Le mot ou une expression loin de la réalité ne fait souvent qu’y tomber. Le mouvement étymologique naturel est alors renversé, ce ne sont plus l’homme et la vie qui créent le langage, mais la langue qui crée des personnages et des événements imaginaires. La littérature abonde en créations de ce type, en premier lieu la littérature populaire ; les fables ne sont le plus souvent que la concrétisation d’un proverbe ou d’une métaphore abstraite.

L’effet littéraire du défigement est utilisé couramment dans les farces ; le caractère équivoque des expressions et les glissements entre sens propre et figuré représentent la source du comique. C’est au lecteur de décider, si l'auteur voulait jouer sur les deux sens : le propre et le figuré ou s'il voulait évoquer seulement le sens figuré. Par exemple,

l’expression figurée prendre d’un sac double moutures, qui signifie «tirer double profit d’une chose », pourrait être prise dans certain contexte au sens propre, par exemple s’il s’agissait d’un meunier qui volait ses clients. Le défigement et son degré dépend éminemment du contexte et de la culture et des compétences du récepteur. JANASLEZAVOKA (2006 :12)

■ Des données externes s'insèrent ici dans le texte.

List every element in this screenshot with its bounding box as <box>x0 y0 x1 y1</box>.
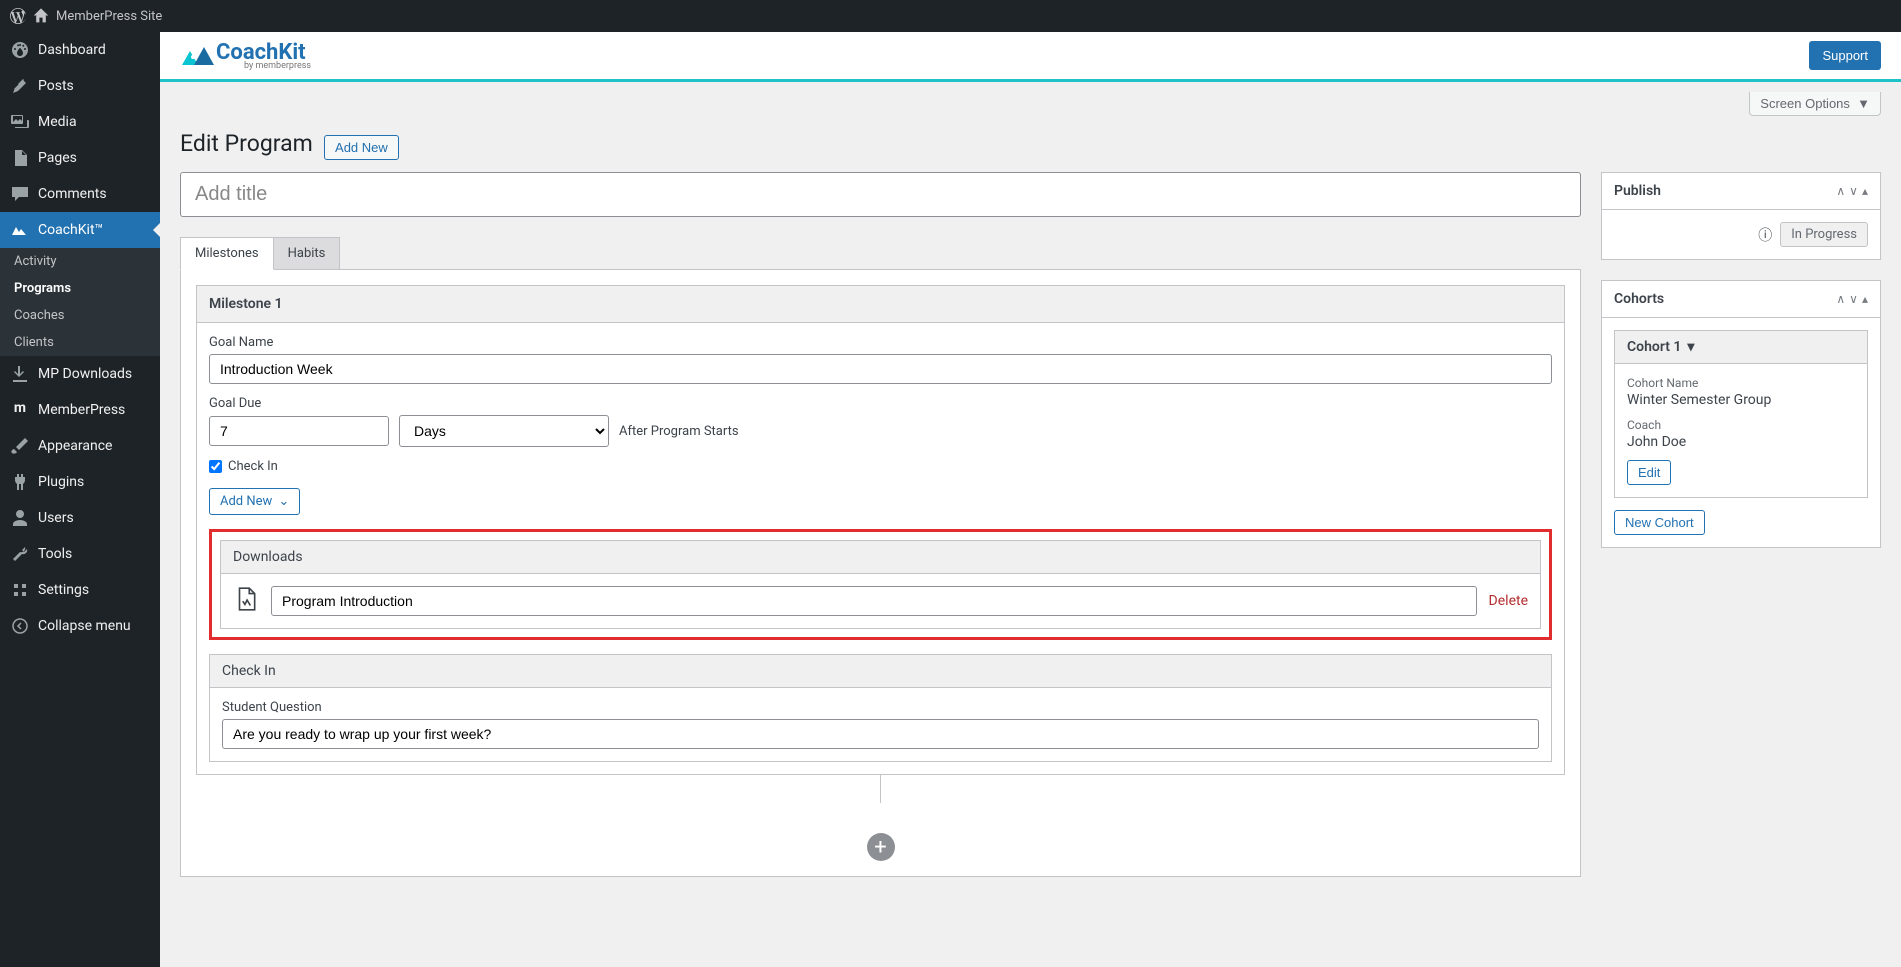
info-icon: ⓘ <box>1758 225 1772 245</box>
pdf-file-icon <box>233 586 259 616</box>
goal-name-label: Goal Name <box>209 335 1552 350</box>
move-down-icon[interactable]: ∨ <box>1849 184 1858 198</box>
brush-icon <box>10 436 30 456</box>
pages-icon <box>10 148 30 168</box>
check-in-checkbox[interactable] <box>209 460 222 473</box>
sidebar-item-settings[interactable]: Settings <box>0 572 160 608</box>
milestone-add-new-button[interactable]: Add New ⌄ <box>209 488 300 515</box>
publish-box: Publish ∧ ∨ ▴ ⓘ In Progress <box>1601 172 1881 260</box>
collapse-icon <box>10 616 30 636</box>
cohort-edit-button[interactable]: Edit <box>1627 460 1671 485</box>
side-column: Publish ∧ ∨ ▴ ⓘ In Progress <box>1601 172 1881 877</box>
sidebar-item-posts[interactable]: Posts <box>0 68 160 104</box>
cohorts-box: Cohorts ∧ ∨ ▴ Cohort 1 ▾ <box>1601 280 1881 548</box>
milestone-box: Milestone 1 Goal Name Goal Due Days Afte… <box>196 285 1565 775</box>
tab-habits[interactable]: Habits <box>273 237 341 269</box>
connector-line <box>880 775 881 803</box>
screen-options: Screen Options ▼ <box>1749 92 1881 116</box>
sidebar-item-users[interactable]: Users <box>0 500 160 536</box>
milestone-header: Milestone 1 <box>197 286 1564 323</box>
admin-sidebar: Dashboard Posts Media Pages Comments Coa… <box>0 32 160 967</box>
caret-down-icon: ▾ <box>1687 339 1694 355</box>
cohort-card: Cohort 1 ▾ Cohort Name Winter Semester G… <box>1614 330 1868 498</box>
settings-icon <box>10 580 30 600</box>
goal-due-label: Goal Due <box>209 396 1552 411</box>
sidebar-subitem-coaches[interactable]: Coaches <box>0 302 160 329</box>
cohorts-box-title: Cohorts <box>1614 291 1664 307</box>
users-icon <box>10 508 30 528</box>
goal-due-number-input[interactable] <box>209 416 389 446</box>
add-milestone-button[interactable]: + <box>867 833 895 861</box>
after-program-text: After Program Starts <box>619 424 739 439</box>
page-title: Edit Program <box>180 130 313 157</box>
sidebar-item-mpdownloads[interactable]: MP Downloads <box>0 356 160 392</box>
checkin-box: Check In Student Question <box>209 654 1552 762</box>
main-content: CoachKit by memberpress Support Screen O… <box>160 32 1901 897</box>
cohort-card-header[interactable]: Cohort 1 ▾ <box>1615 331 1867 364</box>
site-name[interactable]: MemberPress Site <box>56 9 162 24</box>
download-icon <box>10 364 30 384</box>
home-icon <box>33 8 49 24</box>
student-question-label: Student Question <box>222 700 1539 715</box>
sidebar-item-memberpress[interactable]: m MemberPress <box>0 392 160 428</box>
toggle-panel-icon[interactable]: ▴ <box>1862 184 1868 198</box>
program-title-input[interactable] <box>180 172 1581 217</box>
downloads-heading: Downloads <box>221 541 1540 574</box>
milestones-panel: Milestone 1 Goal Name Goal Due Days Afte… <box>180 269 1581 877</box>
publish-box-title: Publish <box>1614 183 1661 199</box>
logo-subtext: by memberpress <box>244 61 311 71</box>
sidebar-item-media[interactable]: Media <box>0 104 160 140</box>
main-column: Milestones Habits Milestone 1 Goal Name … <box>180 172 1581 877</box>
downloads-highlighted-box: Downloads Delete <box>209 529 1552 640</box>
goal-due-unit-select[interactable]: Days <box>399 415 609 447</box>
sidebar-item-pages[interactable]: Pages <box>0 140 160 176</box>
move-up-icon[interactable]: ∧ <box>1836 292 1845 306</box>
sidebar-item-comments[interactable]: Comments <box>0 176 160 212</box>
new-cohort-button[interactable]: New Cohort <box>1614 510 1705 535</box>
move-down-icon[interactable]: ∨ <box>1849 292 1858 306</box>
sidebar-item-appearance[interactable]: Appearance <box>0 428 160 464</box>
toggle-panel-icon[interactable]: ▴ <box>1862 292 1868 306</box>
goal-name-input[interactable] <box>209 354 1552 384</box>
cohort-name-label: Cohort Name <box>1627 376 1855 390</box>
sidebar-item-plugins[interactable]: Plugins <box>0 464 160 500</box>
coach-value: John Doe <box>1627 434 1855 450</box>
coach-label: Coach <box>1627 418 1855 432</box>
status-badge: In Progress <box>1780 222 1868 247</box>
memberpress-icon: m <box>10 400 30 420</box>
sidebar-subitem-clients[interactable]: Clients <box>0 329 160 356</box>
cohort-name-value: Winter Semester Group <box>1627 392 1855 408</box>
tab-milestones[interactable]: Milestones <box>180 237 274 270</box>
download-delete-link[interactable]: Delete <box>1489 593 1528 609</box>
wp-admin-bar: MemberPress Site <box>0 0 1901 32</box>
sidebar-item-dashboard[interactable]: Dashboard <box>0 32 160 68</box>
sidebar-item-tools[interactable]: Tools <box>0 536 160 572</box>
comments-icon <box>10 184 30 204</box>
program-tabs: Milestones Habits <box>180 237 1581 269</box>
support-button[interactable]: Support <box>1809 41 1881 70</box>
student-question-input[interactable] <box>222 719 1539 749</box>
sidebar-subitem-activity[interactable]: Activity <box>0 248 160 275</box>
move-up-icon[interactable]: ∧ <box>1836 184 1845 198</box>
chevron-down-icon: ⌄ <box>278 494 289 509</box>
coachkit-logo: CoachKit by memberpress <box>180 40 311 71</box>
sidebar-item-collapse[interactable]: Collapse menu <box>0 608 160 644</box>
dashboard-icon <box>10 40 30 60</box>
wordpress-icon <box>10 8 26 24</box>
sidebar-subitem-programs[interactable]: Programs <box>0 275 160 302</box>
plugin-icon <box>10 472 30 492</box>
plugin-header: CoachKit by memberpress Support <box>160 32 1901 82</box>
coachkit-icon <box>10 220 30 240</box>
logo-mountain-icon <box>180 43 216 69</box>
screen-options-button[interactable]: Screen Options ▼ <box>1749 92 1881 116</box>
pin-icon <box>10 76 30 96</box>
media-icon <box>10 112 30 132</box>
add-new-program-button[interactable]: Add New <box>324 135 399 160</box>
tools-icon <box>10 544 30 564</box>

« La plupart des locutions sont ainsi exposées à des contaminations de sens, à des croisement de formes, à de fausses interprétations qui en actualisent des valeurs illusoires ; il est dans leur nature d’être toujours prêtes à basculer dans la fausse étymologie ou le calembour ; souvent même dans le calembour voulu, car la bizarrerie, voir le non-sens, sont une source de succès et de survie pour de nombreuses locutions». (Guiraud, P :4)

Dans ce chapitre, nous avons vu que les expressions figées étaient une des multiples formes que peut revêtir le figement lexical. Le figement est une notion difficile à définir d’une unique façon, mais son omniprésence dans la langue est incontestable.